The big difference is that the joint annuity would continue to make payments for as long as your wife was living. The single annuity for yourself does not make payments to your wife other than the lump sum on your death (if you died before $400k had been returned to you.)
The advantage of the single life annuity is that for as long as you're living you will receive a higher monthly amount than you would have been paid from a joint annuity which covered your wife, too.
For comparison purposes I calculated the difference to be almost $300 per month:
Single life (male) with cash refund: $2,271 (Guardian Life)
Joint life (male + female) with cash refund: $1,977 (Nat'l Integrity)
Take care and call me if you have more questions.
Hersh
Tom
2015-10-19 09:33:39
If I purchase an immediate fixed indexed annuity and I die in a few years, what happens to the remaining principle?
Hersh Stern (ImmediateAnnuities.com)
2015-10-19 09:34:49
Hi Tom,
Your question combines two different types of annuities which do not exist in combination. So I'll separate them into their distinct categories:
If you own a FIXED INDEXED annuity, which is a type of DEFERRED (not immediate) annuity, on your death the account value goes to your beneficiaries.

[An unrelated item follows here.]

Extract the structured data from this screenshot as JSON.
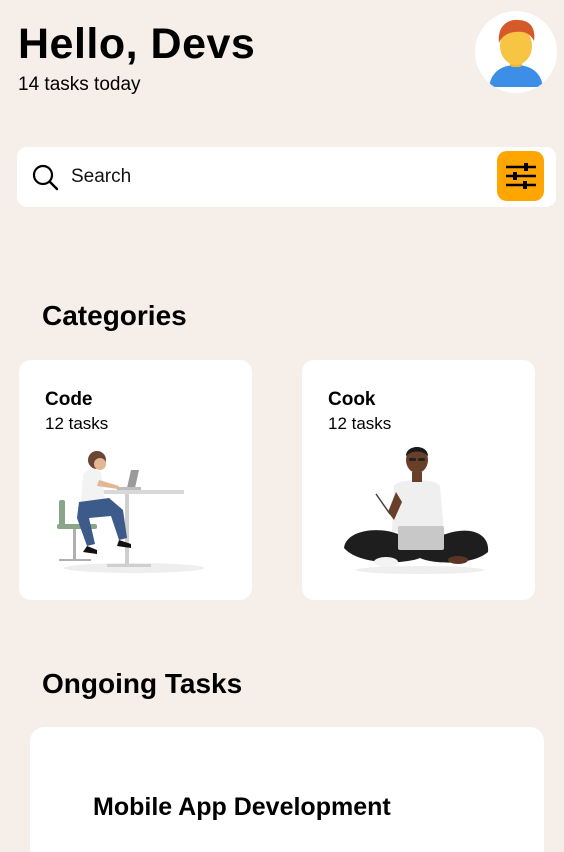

If you own an IMMEDIATE annuity (that's not an INDEXED annuity), then if you originally purchased a Cash or Installment Refund option, the remainder of the original premium not paid out to you would be paid to your beneficiaries.
PS - I'm assuming your use of the word INDEXED was not a reference to a CPI Index or cost of living adjustment.
-Hersh
Michael
2018-07-18 08:22:06
You sent me quotes for a $400k joint annuity. What survivor benefits apply to these quotes?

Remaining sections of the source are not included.